Go to the desired folder and run the command provided earlier by q_automapper.py, something like:

q_mapper.py 61.4580528682 109.898661623 --bins 50 --skip 100 --min 10 --temp 300.0

This will give you the ΔG‡ and ΔGr values for your non-reference reaction, along with statistical data based on the number of replicates you used. Make sure to verify that the results are reasonable (for example, a standard deviation larger than the reaction barrier would not make sense). Also, critically assess whether the obtained ΔG‡ and ΔGr values are consistent with the context of your research.

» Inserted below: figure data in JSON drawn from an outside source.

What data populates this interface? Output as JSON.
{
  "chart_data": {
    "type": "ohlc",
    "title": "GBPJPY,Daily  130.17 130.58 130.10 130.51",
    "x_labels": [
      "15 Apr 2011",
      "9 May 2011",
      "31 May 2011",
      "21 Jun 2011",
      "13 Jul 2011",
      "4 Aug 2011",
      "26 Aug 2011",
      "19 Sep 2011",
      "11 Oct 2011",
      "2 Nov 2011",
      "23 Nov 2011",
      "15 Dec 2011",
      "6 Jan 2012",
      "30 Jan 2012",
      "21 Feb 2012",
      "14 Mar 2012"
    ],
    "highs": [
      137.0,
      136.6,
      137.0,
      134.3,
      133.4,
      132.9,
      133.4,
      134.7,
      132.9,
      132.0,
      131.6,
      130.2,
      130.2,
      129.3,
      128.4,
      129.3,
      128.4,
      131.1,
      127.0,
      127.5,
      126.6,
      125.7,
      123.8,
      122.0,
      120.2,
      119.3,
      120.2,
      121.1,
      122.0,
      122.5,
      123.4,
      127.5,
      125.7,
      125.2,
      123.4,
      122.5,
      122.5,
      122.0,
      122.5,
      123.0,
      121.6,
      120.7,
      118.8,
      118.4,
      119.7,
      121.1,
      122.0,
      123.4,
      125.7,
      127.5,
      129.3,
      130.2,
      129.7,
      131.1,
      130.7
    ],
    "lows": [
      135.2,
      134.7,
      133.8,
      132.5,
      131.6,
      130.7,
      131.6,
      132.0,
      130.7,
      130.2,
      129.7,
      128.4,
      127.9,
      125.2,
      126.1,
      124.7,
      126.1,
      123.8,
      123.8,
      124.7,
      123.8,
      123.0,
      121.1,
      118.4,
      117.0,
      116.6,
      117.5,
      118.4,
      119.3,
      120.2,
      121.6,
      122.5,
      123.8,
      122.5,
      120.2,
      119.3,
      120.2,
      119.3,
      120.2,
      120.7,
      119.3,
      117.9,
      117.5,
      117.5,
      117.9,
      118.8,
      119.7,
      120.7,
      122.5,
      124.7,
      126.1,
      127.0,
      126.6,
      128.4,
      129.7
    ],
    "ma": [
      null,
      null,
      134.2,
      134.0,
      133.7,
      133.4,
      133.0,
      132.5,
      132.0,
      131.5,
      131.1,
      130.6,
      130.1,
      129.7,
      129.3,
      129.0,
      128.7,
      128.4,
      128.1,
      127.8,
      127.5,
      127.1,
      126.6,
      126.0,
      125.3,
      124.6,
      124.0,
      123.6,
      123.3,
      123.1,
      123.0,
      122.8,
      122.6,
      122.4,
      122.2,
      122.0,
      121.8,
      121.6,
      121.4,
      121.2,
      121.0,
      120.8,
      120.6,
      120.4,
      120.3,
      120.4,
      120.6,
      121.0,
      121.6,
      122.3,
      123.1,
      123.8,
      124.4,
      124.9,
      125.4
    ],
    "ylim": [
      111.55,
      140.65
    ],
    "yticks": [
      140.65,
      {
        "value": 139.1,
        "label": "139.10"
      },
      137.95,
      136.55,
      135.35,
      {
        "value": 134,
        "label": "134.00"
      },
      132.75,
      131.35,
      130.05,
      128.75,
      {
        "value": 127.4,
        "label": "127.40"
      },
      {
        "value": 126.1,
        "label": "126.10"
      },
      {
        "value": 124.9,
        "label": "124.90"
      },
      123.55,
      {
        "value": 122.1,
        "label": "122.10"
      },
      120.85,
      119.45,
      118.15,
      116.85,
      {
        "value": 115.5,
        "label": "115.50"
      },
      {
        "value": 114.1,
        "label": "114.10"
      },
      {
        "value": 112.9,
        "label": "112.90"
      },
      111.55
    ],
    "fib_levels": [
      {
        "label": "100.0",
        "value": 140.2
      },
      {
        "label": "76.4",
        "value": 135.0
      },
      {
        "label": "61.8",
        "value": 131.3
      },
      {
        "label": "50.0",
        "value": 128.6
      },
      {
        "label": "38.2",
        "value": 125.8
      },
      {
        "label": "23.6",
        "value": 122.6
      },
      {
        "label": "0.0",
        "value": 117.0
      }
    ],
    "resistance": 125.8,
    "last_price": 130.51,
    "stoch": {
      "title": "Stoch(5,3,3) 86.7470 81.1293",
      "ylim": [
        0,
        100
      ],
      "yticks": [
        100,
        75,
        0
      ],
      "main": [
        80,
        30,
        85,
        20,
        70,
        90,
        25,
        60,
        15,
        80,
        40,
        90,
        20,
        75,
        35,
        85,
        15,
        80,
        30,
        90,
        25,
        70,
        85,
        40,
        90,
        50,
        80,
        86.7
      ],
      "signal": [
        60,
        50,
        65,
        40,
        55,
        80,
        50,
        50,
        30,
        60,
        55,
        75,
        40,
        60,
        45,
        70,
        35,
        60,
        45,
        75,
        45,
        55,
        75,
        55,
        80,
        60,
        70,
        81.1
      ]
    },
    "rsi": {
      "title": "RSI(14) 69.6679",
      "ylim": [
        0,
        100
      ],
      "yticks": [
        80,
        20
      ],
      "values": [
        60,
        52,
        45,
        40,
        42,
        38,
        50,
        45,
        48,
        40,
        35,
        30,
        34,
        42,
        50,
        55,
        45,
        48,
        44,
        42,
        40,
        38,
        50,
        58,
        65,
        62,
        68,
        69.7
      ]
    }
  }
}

⚠️Important: You can check the input options for any qtools script at any time by running: q_example.py -h

Visualization of reaction diagrams

We need reaction profiles to assess convergence, check whether the restraints were over-applied, and evaluate other aspects of the simulation. To generate these profiles, first run:

q_analysefeps.py

This will produce a .log file and a .json file, which we will use to plot the reaction profiles. Run:

q_plot.py example.json

Because the previous script isn’t compatible with the Python 2 environment on my macOS due to its matplotlib dependencies (which I cannot install within it), I created a small Jupyter notebook analyse_FEPs.ipynb, that performs the same task. Feel free to use it and customize it as you like! :)

Vizualization of FEP trajectories When it comes to visualization, I always emphasize — and will continue to emphasize — the importance of checking trajectories visually. A quick inspection to ensure that everything is in place and all components of the system are present can save months of wasted effort.

The .dcd files can simply be loaded on top of the initial .pdb file in your preferred visualization tool (e.g., PyMOL or VMD). For equilibration runs, loading all trajectories is usually manageable, but for FEP phase analysis, this can become problematic.

To address this, I created a small VMD script, concat_dcds.tcl, which merges all FEP trajectories into a single file, all.dcd. The script can be executed with:

vmd -dispdev text -e concat_dcds.tcl

Before running it, make sure to set the correct paths within the script and ensure that VMD is included in your system’s PATH.